If you thought Democrats and Republicans were politically divided over the war in Iraq, you haven’t seen anything yet. The real political battle apparently is being waged under the radar between the White House, the intelligence community and Congress.
At the center of the current skirmish is a newly unclassified document released Wednesday that seems to confirm evidence of WMD in Saddam’s Iraq, including both degraded and possibly lethal chemical agents.
According to the document, coalition forces have recovered some 500 weapons munitions since 2003 that contain degraded mustard or sarin nerve agents. Other key points are that these chemical agents could be used outside Iraq and that “most likely munitions remaining are sarin- and mustard-filled projectiles.”
Which is to say, we don’t know what other stores may remain, or where they are, or who else may know about them.
Most significant, perhaps, is the assertion that while agents degrade over time, “chemical warfare agents remain hazardous and potentially lethal,” according to the released document.
In other words, the word “degraded” doesn’t necessarily mean “nothing to worry about.” Moreover, Wednesday’s document is but a small piece of a much larger document that remains classified and that Republican insiders consider “very significant.”
The unclassified document was released Wednesday by Sen. Rick Santorum, R-Pa., and Rep. Peter Hoekstra, R-Mich., to thin fanfare and much speculation. Why are we hearing about these findings only now? Why is the White House so quiet about them?
Those questions have had congressional offices buzzing the past couple of days, while theories have offered little comfort or clarity.
To answer the first question, we might not be hearing about the document at all if not for the persistent hammering by Santorum, who has spent more than two months hounding intelligence officials to declassify them.
Santorum heard about the documents from an unnamed source and sought the help of Hoekstra, who chairs the House Permanent Select Committee on Intelligence.
One would imagine that, given the importance of WMD, the White House would be happy to spread the news. Instead, all has been relatively quiet on the presidential front. National Security Advisor Stephen Hadley commented Thursday only that the document “is what it is.”
“It’s really all we can say about it. And I think people are going to have to draw their own conclusions. But the bottom line is, 500 chemical munitions in Iraq, and obviously we’re concerned about the potential threat they pose to Iraqis and to our forces.”
Later in the day, Defense Secretary Donald Rumsfeld confirmed during a press conference that the reports are accurate. “They are weapons of mass destruction ... and it shows Saddam Hussein did not declare all his weapons,” he said.
Santorum and Hoekstra promise to keep pushing for more details from this document, as well as other captured Iraqi data, media and maps from Saddam Hussein’s regime.
The document that Santorum and Hoekstra circulated makes clear that these are pre-Gulf War munitions.
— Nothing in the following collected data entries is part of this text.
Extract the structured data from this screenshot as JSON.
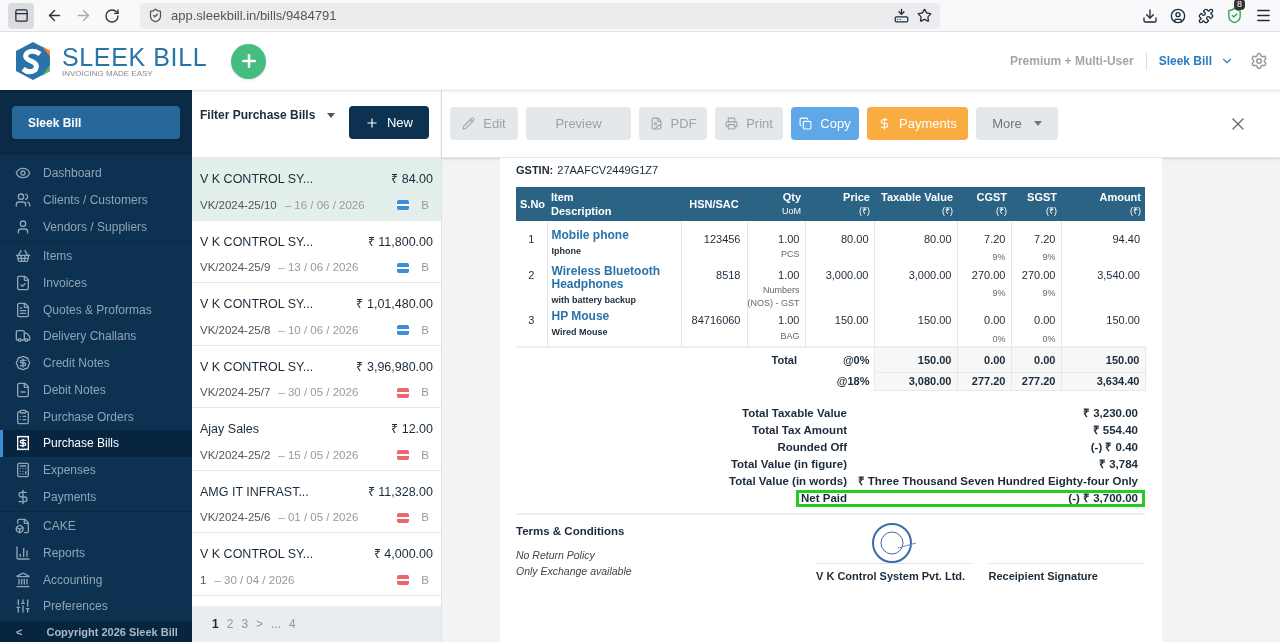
{
  "browser": {
    "url": "app.sleekbill.in/bills/9484791",
    "badge": "8"
  },
  "header": {
    "logo_title": "SLEEK BILL",
    "logo_tagline": "INVOICING MADE EASY",
    "plan": "Premium + Multi-User",
    "account": "Sleek Bill"
  },
  "sidebar": {
    "company": "Sleek Bill",
    "groups": [
      [
        {
          "label": "Dashboard",
          "selected": false
        },
        {
          "label": "Clients / Customers",
          "selected": false
        },
        {
          "label": "Vendors / Suppliers",
          "selected": false
        }
      ],
      [
        {
          "label": "Items",
          "selected": false
        },
        {
          "label": "Invoices",
          "selected": false
        },
        {
          "label": "Quotes & Proformas",
          "selected": false
        },
        {
          "label": "Delivery Challans",
          "selected": false
        },
        {
          "label": "Credit Notes",
          "selected": false
        },
        {
          "label": "Debit Notes",
          "selected": false
        },
        {
          "label": "Purchase Orders",
          "selected": false
        },
        {
          "label": "Purchase Bills",
          "selected": true
        },
        {
          "label": "Expenses",
          "selected": false
        },
        {
          "label": "Payments",
          "selected": false
        }
      ],
      [
        {
          "label": "CAKE",
          "selected": false
        },
        {
          "label": "Reports",
          "selected": false
        },
        {
          "label": "Accounting",
          "selected": false
        },
        {
          "label": "Preferences",
          "selected": false
        }
      ]
    ],
    "collapse": "<",
    "footer": "Copyright 2026 Sleek Bill"
  },
  "list": {
    "filter": "Filter Purchase Bills",
    "new_label": "New",
    "bills": [
      {
        "name": "V K CONTROL SY...",
        "amount": "₹ 84.00",
        "number": "VK/2024-25/10",
        "date": "– 16 / 06 / 2026",
        "color": "#3b8fd9",
        "badge": "B",
        "selected": true
      },
      {
        "name": "V K CONTROL SY...",
        "amount": "₹ 11,800.00",
        "number": "VK/2024-25/9",
        "date": "– 13 / 06 / 2026",
        "color": "#3b8fd9",
        "badge": "B",
        "selected": false
      },
      {
        "name": "V K CONTROL SY...",
        "amount": "₹ 1,01,480.00",
        "number": "VK/2024-25/8",
        "date": "– 10 / 06 / 2026",
        "color": "#3b8fd9",
        "badge": "B",
        "selected": false
      },
      {
        "name": "V K CONTROL SY...",
        "amount": "₹ 3,96,980.00",
        "number": "VK/2024-25/7",
        "date": "– 30 / 05 / 2026",
        "color": "#f0646e",
        "badge": "B",
        "selected": false
      },
      {
        "name": "Ajay Sales",
        "amount": "₹ 12.00",
        "number": "VK/2024-25/2",
        "date": "– 15 / 05 / 2026",
        "color": "#f0646e",
        "badge": "B",
        "selected": false
      },
      {
        "name": "AMG IT INFRAST...",
        "amount": "₹ 11,328.00",
        "number": "VK/2024-25/6",
        "date": "– 01 / 05 / 2026",
        "color": "#f0646e",
        "badge": "B",
        "selected": false
      },
      {
        "name": "V K CONTROL SY...",
        "amount": "₹ 4,000.00",
        "number": "1",
        "date": "– 30 / 04 / 2026",
        "color": "#f0646e",
        "badge": "B",
        "selected": false
      }
    ],
    "pages": [
      {
        "label": "1",
        "selected": true
      },
      {
        "label": "2",
        "selected": false
      },
      {
        "label": "3",
        "selected": false
      }
    ],
    "next": ">",
    "ellipsis": "...",
    "last_page": "4"
  },
  "toolbar": [
    {
      "label": "Edit",
      "kind": "edit",
      "disabled": true
    },
    {
      "label": "Preview",
      "kind": "preview",
      "disabled": true
    },
    {
      "label": "PDF",
      "kind": "pdf",
      "disabled": true
    },
    {
      "label": "Print",
      "kind": "print",
      "disabled": true
    },
    {
      "label": "Copy",
      "kind": "copy",
      "disabled": false
    },
    {
      "label": "Payments",
      "kind": "payments",
      "disabled": false
    },
    {
      "label": "More",
      "kind": "more",
      "disabled": false
    }
  ],
  "document": {
    "gstin_label": "GSTIN:",
    "gstin": "27AAFCV2449G1Z7",
    "columns": [
      {
        "label": "S.No"
      },
      {
        "label": "Item",
        "sub": "Description"
      },
      {
        "label": "HSN/SAC"
      },
      {
        "label": "Qty",
        "sub": "UoM"
      },
      {
        "label": "Price",
        "sub": "(₹)"
      },
      {
        "label": "Taxable Value",
        "sub": "(₹)"
      },
      {
        "label": "CGST",
        "sub": "(₹)"
      },
      {
        "label": "SGST",
        "sub": "(₹)"
      },
      {
        "label": "Amount",
        "sub": "(₹)"
      }
    ],
    "rows": [
      {
        "sno": "1",
        "name": "Mobile phone",
        "desc": "Iphone",
        "hsn": "123456",
        "qty": "1.00",
        "uom": "PCS",
        "price": "80.00",
        "taxable": "80.00",
        "cgst": "7.20",
        "cgst_rate": "9%",
        "sgst": "7.20",
        "sgst_rate": "9%",
        "amount": "94.40"
      },
      {
        "sno": "2",
        "name": "Wireless Bluetooth Headphones",
        "desc": "with battery backup",
        "hsn": "8518",
        "qty": "1.00",
        "uom": "Numbers (NOS) - GST",
        "price": "3,000.00",
        "taxable": "3,000.00",
        "cgst": "270.00",
        "cgst_rate": "9%",
        "sgst": "270.00",
        "sgst_rate": "9%",
        "amount": "3,540.00"
      },
      {
        "sno": "3",
        "name": "HP Mouse",
        "desc": "Wired Mouse",
        "hsn": "84716060",
        "qty": "1.00",
        "uom": "BAG",
        "price": "150.00",
        "taxable": "150.00",
        "cgst": "0.00",
        "cgst_rate": "0%",
        "sgst": "0.00",
        "sgst_rate": "0%",
        "amount": "150.00"
      }
    ],
    "total_label": "Total",
    "totals": [
      {
        "rate": "@0%",
        "taxable": "150.00",
        "cgst": "0.00",
        "sgst": "0.00",
        "amount": "150.00"
      },
      {
        "rate": "@18%",
        "taxable": "3,080.00",
        "cgst": "277.20",
        "sgst": "277.20",
        "amount": "3,634.40"
      }
    ],
    "summary": [
      {
        "label": "Total Taxable Value",
        "value": "₹ 3,230.00",
        "highlighted": false
      },
      {
        "label": "Total Tax Amount",
        "value": "₹ 554.40",
        "highlighted": false
      },
      {
        "label": "Rounded Off",
        "value": "(-) ₹ 0.40",
        "highlighted": false
      },
      {
        "label": "Total Value (in figure)",
        "value": "₹ 3,784",
        "highlighted": false
      },
      {
        "label": "Total Value (in words)",
        "value": "₹ Three Thousand Seven Hundred Eighty-four Only",
        "highlighted": false
      },
      {
        "label": "Net Paid",
        "value": "(-) ₹ 3,700.00",
        "highlighted": true
      }
    ],
    "terms_title": "Terms & Conditions",
    "terms": [
      "No Return Policy",
      "Only Exchange available"
    ],
    "signatures": [
      "V K Control System Pvt. Ltd.",
      "Receipient Signature"
    ]
  }
}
Thus, they were not necessarily part of an ongoing WMD program. On the other hand, old chemical programs can be reinstituted relatively easily where remnants remain.
If the White House and the Republican congressional leaders can’t agree on what constitutes evidence of WMD, what’s a divided America to think? Conventional wisdom on the Republican side of the Hill is that something isn’t quite kosher at 1600 Pennsylvania Ave. The White House response — companion to “staying the course” — is that the president “never looks back.” He is, they say, “forward-looking.”
Translated, President George W. Bush doesn’t have to explain himself, especially if new evidence suggests he was right all along. Other theories tilt toward the CYA school of thought — that American intelligence would prefer to keep such documents under wraps to hide yet more intelligence failures.
In a June 5 letter to John D. Negroponte, director of national intelligence, Santorum urged that these materials be released and hinted that territorial politics seemed to be taking precedence over national security. He wrote:
“While some of this information had been defined as ‘For Official Use Only,’ my staff has learned that many of the captured Iraqi documents have been reclassified and are not to be released until each classified section ‘owned’ by an Agency has been reviewed and cleared for release.”
Only a few with security clearance, Santorum among them, know what is in these various documents. Given the importance of what is suggested here, one can only wonder why the president resists declassifying what can only help the current debate about how to proceed in Iraq.
A new and improved White House maxim might go something like this: Sometimes one has to look back in order to go forward.